Once in awhile, though, I’ll run across something online that gives me hope for the cause of reading.
Take those thought-provoking, 16 to 19 minute TED Talks – you know, those videos which feature presentations by individual experts and influencers about a wide variety of topics.
Those videos are not what gives me hope.
It’s the text adaptations of the TED talks that do!
You can scan the “written form” of an actual TED talk in about 1/3 the running time of a video.
See what I mean by checking out this excellent article about stress.
Its title is “How to be Good at Stress.”
Scan. Scan. Scan.
Zip. Zip. Zip.
Ah… learning the way it was meant to be.
While I appreciated the new insights about stress, I’m not convinced stress is something I want to devote a lot of time getting good at.
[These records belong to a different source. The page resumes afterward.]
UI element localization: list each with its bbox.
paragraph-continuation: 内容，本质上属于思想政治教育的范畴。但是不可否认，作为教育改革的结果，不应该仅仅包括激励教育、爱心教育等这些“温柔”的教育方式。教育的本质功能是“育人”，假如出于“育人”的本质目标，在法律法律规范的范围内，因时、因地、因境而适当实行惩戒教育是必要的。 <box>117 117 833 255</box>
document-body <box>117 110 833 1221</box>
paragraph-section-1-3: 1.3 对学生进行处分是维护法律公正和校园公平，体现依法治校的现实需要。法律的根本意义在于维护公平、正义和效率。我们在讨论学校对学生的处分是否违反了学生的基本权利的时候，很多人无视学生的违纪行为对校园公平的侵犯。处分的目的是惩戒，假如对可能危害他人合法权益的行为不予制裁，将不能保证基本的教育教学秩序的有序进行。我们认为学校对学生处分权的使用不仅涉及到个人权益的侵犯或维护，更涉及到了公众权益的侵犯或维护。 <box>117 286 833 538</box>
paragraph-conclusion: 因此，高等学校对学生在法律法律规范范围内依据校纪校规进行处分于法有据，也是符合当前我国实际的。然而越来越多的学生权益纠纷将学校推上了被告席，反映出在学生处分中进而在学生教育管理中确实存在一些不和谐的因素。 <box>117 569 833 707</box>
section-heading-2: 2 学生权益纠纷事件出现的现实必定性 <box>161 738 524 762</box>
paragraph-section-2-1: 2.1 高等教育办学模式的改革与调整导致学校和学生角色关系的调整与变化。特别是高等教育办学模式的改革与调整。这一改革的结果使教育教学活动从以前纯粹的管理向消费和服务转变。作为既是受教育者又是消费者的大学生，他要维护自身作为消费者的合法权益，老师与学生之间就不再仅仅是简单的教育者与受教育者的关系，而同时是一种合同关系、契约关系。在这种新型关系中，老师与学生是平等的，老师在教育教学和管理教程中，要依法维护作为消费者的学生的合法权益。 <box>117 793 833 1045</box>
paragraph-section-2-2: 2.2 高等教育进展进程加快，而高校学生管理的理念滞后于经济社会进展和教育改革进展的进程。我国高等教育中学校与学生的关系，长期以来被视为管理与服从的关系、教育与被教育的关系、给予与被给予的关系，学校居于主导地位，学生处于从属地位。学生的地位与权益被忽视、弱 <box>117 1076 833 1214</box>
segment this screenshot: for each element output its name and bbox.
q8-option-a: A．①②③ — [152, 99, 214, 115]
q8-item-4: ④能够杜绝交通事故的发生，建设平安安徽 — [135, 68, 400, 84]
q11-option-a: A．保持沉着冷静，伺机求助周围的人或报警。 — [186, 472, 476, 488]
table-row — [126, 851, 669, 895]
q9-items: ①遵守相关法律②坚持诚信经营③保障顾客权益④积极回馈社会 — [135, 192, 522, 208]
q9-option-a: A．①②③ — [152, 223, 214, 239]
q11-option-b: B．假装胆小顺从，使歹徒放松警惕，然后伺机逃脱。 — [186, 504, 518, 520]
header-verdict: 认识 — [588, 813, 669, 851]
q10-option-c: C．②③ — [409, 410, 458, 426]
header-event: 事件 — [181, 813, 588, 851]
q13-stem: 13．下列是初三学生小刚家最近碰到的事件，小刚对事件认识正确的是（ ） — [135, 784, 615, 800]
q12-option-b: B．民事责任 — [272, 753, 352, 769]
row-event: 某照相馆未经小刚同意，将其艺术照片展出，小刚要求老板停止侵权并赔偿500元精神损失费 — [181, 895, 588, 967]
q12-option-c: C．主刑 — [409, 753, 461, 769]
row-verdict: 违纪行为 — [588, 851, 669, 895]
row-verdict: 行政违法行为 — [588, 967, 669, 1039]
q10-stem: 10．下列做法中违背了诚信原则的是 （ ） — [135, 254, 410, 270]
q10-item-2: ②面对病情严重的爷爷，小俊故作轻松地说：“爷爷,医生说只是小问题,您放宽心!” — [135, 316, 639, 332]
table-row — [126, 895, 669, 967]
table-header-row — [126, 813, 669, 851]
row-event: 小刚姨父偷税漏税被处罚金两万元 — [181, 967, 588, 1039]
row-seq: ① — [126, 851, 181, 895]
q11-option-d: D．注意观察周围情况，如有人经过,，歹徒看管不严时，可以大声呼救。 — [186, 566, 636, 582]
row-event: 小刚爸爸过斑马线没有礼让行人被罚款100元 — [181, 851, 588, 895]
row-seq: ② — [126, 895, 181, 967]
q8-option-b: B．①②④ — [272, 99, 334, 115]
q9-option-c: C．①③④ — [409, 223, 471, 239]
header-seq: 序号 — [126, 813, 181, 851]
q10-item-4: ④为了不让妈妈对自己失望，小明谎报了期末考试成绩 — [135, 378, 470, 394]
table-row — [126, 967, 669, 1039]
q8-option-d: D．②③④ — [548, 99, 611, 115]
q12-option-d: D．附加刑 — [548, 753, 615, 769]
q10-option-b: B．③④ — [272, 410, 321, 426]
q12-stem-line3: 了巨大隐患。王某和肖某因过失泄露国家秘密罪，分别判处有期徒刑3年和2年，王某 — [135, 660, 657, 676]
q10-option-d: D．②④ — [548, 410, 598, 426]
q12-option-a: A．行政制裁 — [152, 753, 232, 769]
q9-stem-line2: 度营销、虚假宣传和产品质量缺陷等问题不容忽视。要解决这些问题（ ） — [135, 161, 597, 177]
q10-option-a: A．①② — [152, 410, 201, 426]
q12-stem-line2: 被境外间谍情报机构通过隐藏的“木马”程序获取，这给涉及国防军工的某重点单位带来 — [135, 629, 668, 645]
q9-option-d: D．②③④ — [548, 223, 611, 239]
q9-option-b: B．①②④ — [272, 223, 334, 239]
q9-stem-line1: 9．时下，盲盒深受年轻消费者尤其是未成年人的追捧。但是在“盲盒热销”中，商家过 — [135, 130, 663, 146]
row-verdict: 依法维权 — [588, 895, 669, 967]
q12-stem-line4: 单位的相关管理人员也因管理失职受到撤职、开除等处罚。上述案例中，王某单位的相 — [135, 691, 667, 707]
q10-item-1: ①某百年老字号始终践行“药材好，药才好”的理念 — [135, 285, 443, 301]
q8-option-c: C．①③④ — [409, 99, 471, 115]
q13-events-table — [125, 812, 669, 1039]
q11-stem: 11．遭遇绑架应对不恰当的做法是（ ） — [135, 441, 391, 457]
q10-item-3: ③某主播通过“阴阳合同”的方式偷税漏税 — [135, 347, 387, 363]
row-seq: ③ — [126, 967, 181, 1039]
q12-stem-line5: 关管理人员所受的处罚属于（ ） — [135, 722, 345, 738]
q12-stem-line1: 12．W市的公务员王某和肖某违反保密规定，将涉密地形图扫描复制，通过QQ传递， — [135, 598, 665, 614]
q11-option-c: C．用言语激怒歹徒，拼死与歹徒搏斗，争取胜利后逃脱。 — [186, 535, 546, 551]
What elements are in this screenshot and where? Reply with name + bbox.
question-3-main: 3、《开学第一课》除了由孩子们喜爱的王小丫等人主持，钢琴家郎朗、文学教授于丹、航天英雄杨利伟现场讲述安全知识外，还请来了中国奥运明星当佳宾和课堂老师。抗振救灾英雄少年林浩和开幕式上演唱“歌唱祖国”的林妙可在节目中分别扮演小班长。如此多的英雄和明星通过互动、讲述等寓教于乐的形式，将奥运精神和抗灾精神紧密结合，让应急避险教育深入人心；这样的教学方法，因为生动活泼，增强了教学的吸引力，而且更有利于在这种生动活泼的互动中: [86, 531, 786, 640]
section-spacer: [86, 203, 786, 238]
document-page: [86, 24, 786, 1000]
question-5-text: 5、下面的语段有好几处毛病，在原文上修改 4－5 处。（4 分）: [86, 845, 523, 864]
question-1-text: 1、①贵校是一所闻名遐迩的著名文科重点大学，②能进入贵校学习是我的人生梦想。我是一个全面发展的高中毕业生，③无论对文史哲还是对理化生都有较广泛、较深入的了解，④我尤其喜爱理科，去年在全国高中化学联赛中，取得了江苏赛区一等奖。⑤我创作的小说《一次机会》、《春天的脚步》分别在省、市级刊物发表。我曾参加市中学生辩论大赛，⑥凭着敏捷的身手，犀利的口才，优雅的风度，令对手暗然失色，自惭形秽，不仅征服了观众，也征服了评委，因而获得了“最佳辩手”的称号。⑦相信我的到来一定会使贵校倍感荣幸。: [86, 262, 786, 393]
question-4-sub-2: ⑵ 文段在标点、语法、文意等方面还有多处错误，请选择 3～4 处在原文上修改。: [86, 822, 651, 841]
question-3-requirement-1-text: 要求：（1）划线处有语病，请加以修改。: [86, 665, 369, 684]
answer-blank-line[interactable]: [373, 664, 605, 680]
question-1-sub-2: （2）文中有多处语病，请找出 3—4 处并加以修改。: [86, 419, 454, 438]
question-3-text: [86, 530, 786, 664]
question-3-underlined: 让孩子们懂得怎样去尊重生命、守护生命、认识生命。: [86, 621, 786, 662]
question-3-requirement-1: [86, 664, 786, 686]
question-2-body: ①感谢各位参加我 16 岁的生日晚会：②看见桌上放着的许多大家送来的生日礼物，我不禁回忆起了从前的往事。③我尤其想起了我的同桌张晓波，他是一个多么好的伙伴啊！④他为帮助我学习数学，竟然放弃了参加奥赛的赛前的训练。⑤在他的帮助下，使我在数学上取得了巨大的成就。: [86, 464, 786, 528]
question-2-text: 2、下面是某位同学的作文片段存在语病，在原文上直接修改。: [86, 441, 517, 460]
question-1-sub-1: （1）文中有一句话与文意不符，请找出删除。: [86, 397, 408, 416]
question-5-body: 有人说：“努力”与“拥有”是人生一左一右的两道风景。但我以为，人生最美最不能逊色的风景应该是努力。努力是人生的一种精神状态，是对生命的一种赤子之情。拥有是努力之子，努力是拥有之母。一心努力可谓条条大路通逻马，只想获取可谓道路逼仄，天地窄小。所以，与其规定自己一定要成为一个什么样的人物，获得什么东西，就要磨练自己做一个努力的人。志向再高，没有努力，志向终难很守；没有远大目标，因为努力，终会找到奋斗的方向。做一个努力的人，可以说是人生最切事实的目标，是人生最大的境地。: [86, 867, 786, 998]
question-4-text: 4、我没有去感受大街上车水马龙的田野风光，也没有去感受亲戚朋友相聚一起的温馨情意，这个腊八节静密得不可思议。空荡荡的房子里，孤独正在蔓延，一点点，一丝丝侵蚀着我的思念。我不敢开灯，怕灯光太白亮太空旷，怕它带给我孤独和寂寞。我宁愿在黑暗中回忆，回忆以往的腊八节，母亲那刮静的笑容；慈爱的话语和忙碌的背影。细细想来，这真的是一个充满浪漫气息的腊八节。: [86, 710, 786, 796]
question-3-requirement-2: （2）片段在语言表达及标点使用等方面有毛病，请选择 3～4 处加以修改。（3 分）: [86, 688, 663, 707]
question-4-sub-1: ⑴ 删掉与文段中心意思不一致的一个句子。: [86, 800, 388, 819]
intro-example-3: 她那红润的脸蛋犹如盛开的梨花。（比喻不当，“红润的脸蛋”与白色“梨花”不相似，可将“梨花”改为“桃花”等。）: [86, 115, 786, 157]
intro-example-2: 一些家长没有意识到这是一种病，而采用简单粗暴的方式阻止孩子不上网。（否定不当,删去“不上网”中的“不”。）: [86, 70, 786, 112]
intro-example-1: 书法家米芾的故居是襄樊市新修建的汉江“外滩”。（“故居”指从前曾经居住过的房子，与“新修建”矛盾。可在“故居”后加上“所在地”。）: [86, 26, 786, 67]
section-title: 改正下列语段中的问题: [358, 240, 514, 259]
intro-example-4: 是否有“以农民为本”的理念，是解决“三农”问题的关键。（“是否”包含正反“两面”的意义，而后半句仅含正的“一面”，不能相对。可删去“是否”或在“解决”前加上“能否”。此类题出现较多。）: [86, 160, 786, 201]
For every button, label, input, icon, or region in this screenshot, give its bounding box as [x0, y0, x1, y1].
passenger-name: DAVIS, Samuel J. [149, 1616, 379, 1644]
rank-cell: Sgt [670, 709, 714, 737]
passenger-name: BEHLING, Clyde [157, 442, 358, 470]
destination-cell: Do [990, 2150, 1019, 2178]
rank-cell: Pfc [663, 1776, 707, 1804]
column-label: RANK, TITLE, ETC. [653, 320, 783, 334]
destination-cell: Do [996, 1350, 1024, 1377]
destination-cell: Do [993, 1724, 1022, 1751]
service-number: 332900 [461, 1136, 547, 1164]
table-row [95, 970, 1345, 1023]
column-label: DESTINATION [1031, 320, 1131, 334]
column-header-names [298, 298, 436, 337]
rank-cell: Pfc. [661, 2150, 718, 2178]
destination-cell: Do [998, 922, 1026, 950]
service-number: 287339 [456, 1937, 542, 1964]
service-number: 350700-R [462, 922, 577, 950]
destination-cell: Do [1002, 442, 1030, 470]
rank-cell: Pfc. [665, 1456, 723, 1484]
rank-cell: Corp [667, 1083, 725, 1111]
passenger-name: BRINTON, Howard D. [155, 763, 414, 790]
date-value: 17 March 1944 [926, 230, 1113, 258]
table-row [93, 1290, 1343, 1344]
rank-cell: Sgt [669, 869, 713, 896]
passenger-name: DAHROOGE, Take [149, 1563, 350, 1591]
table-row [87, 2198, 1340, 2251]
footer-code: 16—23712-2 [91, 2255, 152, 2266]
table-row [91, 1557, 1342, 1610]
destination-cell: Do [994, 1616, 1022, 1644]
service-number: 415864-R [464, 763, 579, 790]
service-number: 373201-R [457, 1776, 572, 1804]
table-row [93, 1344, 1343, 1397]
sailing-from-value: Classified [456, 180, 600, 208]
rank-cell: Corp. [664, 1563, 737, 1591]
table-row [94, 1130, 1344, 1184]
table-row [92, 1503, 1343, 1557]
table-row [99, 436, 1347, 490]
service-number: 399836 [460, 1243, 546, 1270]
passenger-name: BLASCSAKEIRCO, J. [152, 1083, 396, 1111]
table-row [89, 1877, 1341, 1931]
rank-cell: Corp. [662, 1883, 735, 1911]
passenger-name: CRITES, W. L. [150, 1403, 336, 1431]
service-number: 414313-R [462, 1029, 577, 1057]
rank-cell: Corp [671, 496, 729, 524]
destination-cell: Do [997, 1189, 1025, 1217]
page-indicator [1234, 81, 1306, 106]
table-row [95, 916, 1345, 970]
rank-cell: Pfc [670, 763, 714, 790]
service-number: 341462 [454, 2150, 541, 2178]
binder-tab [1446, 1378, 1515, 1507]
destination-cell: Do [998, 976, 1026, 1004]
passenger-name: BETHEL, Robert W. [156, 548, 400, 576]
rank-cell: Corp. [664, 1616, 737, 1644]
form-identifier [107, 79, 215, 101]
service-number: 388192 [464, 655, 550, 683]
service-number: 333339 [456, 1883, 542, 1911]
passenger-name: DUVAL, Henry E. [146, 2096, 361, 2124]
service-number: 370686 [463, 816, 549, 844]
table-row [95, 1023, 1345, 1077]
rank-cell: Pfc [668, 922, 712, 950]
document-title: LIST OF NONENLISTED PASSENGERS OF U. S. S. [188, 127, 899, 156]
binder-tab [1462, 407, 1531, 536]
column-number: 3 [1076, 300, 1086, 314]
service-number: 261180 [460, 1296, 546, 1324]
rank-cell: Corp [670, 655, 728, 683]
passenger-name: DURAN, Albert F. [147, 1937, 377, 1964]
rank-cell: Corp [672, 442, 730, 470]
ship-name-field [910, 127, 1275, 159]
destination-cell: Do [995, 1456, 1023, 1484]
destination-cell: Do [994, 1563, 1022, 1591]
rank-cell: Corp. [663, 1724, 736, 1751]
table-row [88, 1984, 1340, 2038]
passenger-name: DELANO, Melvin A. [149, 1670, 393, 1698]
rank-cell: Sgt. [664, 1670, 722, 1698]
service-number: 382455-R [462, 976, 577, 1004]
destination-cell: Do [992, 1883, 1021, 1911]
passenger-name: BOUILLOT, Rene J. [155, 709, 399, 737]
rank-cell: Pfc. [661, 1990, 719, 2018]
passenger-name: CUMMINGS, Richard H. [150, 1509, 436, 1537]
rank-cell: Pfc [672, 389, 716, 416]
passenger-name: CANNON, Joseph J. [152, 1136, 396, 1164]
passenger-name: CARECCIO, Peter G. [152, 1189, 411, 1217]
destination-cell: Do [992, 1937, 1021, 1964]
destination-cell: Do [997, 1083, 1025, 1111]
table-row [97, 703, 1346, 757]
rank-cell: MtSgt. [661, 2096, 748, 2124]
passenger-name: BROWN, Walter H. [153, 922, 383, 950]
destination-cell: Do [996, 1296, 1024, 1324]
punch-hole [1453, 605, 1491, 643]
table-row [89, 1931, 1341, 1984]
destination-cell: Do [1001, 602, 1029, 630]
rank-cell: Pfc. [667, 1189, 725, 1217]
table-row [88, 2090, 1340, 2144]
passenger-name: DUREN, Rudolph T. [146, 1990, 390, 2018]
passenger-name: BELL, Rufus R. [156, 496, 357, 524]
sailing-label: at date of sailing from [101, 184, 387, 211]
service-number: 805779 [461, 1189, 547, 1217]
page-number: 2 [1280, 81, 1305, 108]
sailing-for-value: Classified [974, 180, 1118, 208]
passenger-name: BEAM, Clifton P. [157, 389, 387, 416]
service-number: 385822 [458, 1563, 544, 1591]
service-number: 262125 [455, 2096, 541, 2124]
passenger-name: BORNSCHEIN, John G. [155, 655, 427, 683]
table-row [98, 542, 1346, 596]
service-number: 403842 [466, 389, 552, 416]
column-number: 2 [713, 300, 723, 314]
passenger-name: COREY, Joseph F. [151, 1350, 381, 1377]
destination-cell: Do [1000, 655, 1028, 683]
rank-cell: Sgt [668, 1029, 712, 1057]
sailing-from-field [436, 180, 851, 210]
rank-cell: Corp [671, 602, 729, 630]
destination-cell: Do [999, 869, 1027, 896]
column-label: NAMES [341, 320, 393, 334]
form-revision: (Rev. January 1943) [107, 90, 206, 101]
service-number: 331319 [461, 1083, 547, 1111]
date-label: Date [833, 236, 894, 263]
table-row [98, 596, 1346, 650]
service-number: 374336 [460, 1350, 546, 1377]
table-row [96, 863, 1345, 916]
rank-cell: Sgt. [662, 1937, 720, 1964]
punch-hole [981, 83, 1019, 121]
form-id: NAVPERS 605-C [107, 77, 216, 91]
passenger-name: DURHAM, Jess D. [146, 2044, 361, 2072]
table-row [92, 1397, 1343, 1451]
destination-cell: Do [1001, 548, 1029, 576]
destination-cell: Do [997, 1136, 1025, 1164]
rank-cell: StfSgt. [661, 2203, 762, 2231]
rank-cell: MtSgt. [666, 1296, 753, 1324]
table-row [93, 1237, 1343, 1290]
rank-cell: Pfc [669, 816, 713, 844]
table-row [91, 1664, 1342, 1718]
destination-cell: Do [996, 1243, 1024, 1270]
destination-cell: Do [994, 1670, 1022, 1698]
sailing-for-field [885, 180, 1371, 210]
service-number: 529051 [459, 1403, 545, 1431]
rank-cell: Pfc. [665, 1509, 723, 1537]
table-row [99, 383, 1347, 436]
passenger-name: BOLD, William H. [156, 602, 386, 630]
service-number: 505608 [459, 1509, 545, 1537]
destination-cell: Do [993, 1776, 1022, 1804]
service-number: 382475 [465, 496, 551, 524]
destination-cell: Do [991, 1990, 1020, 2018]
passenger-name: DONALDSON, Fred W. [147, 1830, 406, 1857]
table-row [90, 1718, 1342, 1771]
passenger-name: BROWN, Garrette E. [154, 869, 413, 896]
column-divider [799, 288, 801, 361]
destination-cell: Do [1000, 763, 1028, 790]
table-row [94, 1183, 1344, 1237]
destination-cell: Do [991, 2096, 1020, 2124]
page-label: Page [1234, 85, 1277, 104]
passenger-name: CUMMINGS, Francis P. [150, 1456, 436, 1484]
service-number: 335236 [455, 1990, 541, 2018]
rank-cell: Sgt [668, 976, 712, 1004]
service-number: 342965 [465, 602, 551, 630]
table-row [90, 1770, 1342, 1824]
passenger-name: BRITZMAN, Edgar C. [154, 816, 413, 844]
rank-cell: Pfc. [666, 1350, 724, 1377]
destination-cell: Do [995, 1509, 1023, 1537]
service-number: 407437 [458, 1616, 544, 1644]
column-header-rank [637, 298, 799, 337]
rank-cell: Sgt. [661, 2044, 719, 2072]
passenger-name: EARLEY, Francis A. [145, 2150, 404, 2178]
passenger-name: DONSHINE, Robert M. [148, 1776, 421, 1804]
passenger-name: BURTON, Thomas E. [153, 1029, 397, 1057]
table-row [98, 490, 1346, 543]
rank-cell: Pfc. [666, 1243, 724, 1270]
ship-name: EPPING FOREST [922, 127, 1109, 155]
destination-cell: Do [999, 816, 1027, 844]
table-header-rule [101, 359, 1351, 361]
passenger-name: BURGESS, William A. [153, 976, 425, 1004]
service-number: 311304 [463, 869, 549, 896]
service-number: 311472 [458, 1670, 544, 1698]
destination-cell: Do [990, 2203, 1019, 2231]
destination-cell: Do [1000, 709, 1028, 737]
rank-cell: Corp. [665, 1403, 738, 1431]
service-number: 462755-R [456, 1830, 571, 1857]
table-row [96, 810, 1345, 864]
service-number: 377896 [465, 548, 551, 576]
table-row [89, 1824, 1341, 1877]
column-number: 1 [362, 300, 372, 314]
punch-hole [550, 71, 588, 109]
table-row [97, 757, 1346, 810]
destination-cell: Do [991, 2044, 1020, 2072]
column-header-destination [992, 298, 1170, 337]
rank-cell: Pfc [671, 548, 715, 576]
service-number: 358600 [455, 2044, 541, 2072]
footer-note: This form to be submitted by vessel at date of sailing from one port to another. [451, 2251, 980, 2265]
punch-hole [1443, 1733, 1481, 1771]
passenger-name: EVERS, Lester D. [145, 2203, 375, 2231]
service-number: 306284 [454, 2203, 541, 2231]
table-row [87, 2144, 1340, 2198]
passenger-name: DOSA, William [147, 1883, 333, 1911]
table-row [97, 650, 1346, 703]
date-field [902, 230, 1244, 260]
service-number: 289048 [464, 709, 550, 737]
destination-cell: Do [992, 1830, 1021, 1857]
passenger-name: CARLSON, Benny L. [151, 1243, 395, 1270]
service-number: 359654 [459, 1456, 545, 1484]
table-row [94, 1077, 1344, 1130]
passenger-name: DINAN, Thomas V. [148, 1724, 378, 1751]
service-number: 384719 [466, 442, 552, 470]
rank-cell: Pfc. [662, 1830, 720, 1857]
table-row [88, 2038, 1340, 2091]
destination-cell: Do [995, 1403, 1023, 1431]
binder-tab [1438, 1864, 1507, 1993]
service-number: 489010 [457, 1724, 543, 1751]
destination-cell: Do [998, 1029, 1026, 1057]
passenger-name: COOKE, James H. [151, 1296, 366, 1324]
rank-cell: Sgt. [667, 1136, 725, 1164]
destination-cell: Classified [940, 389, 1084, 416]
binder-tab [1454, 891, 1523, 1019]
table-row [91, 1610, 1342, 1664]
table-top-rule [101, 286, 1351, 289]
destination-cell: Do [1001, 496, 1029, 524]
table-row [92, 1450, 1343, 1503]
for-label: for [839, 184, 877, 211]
Especially since being “good at stress” seems to be directly linked to your prior experiences with it.
But this article based on its TED talk not only rekindled my hope for the future of reading, it also inspired several ideas for a few “how to be good at [blank]” articles of my own.
Based on extensive experience, I could author the following articles for TED with great integrity:
“How to be Good at Apologies.”
“How to be Good at Bad Investments.”
“How to be Good at Selective Listening.”
“How to be Good at Covering School Events that Happened Yesterday.”
It’d be interesting to see if they could live up to TED’s “ideas worth spreading” criteria.